De niños pasábamos largas horas mirando las estrellas, y los rescoldos ardientes del fuego del hogar.

Como criaturas vivas nos veía pasar el huerto, el jardín, el pozo, el sol de la mañana, y el de la tarde también.

Los perros y los criados nos respetaban, y lo que de más tétrico, horrible y espantoso tenía el mundo, aún lo desconocíamos.

Si cruzábamos un prado lo hacíamos juntos. Si mirábamos ordeñar una vaca, allí estábamos riendo. Un camino sólo era una forma de ir y de volver. Y una sombra, siempre la de un amigo.

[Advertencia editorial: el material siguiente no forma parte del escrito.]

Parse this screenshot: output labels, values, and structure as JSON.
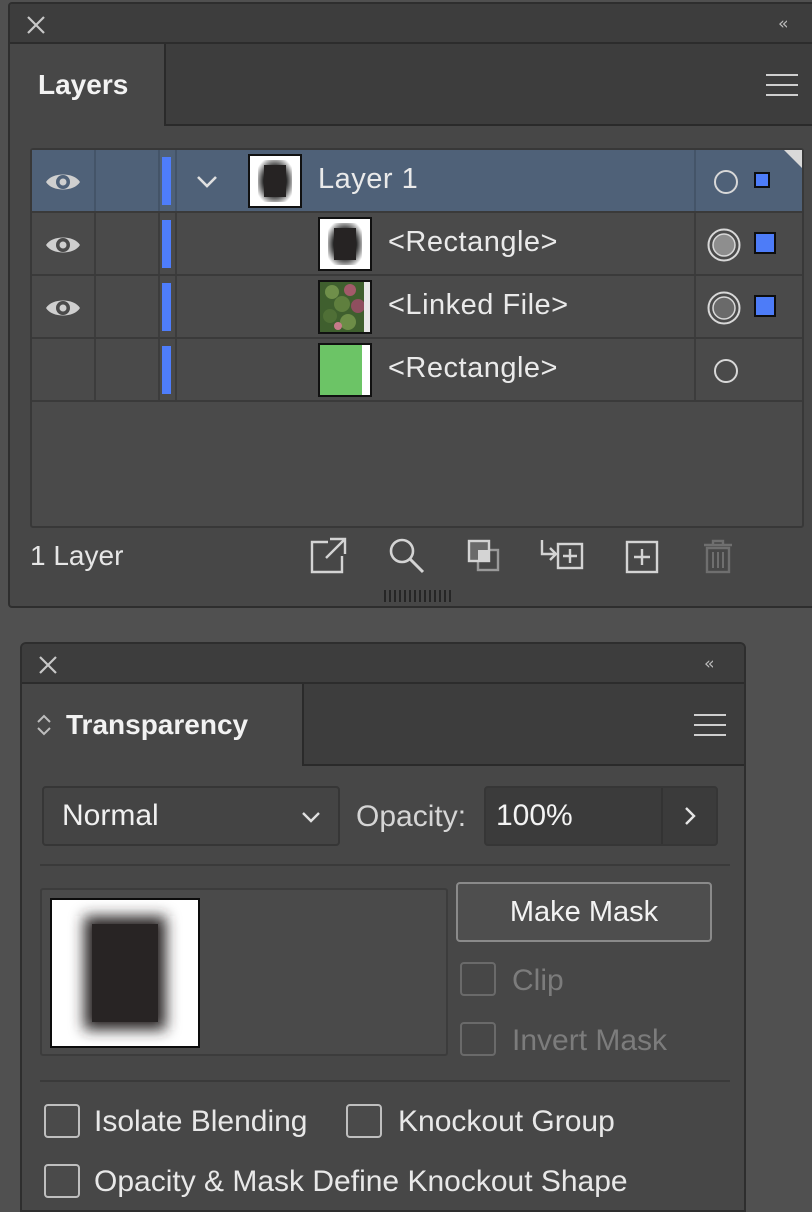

Pero si he de decir en qué se justificaba su favoritismo; el favoritismo de Elisa hacia mí, he de decir que en mi fidelidad como oyente. Yo era su audiencia. Yo: ¿lo imagináis? Yo: su única audiencia.

Porque aquel padre no contaba. Siempre tan frío y distante. Viviendo para su negocio. Pero yo…

Os lo aseguro, conocía su rostro de memoria. Puedo asegurarlo: no perdía detalle. ¿Cómo iba a perdérmelo? Si ella era mi única riqueza. Yo no tenía sedas, ni especias… para ofrecerle.

¿Me comprendéis si os digo que la curvatura de sus cejas era perfecta? ¿Y su frente? Amplia y de piel tan suave. ¡Qué brillo en su mirada! Amigos míos, cuando ella sonreía, sonreía el mundo; yo podía ver aparecer aquellos pequeños hoyuelos y entonces… Se abrían sus labios estallando en una sonrisa, alegrando la tarde como si toda ella fueran miles de ángeles dispuestos a bailar frente a nosotros en un banquete celestial.

—¿Sabes —preguntaba ella— que en el cielo se preparan matrimonios?

—¿Sí? —respondía yo, embobado.

—Sí, son matrimonios del cielo —contestaba ella complacida.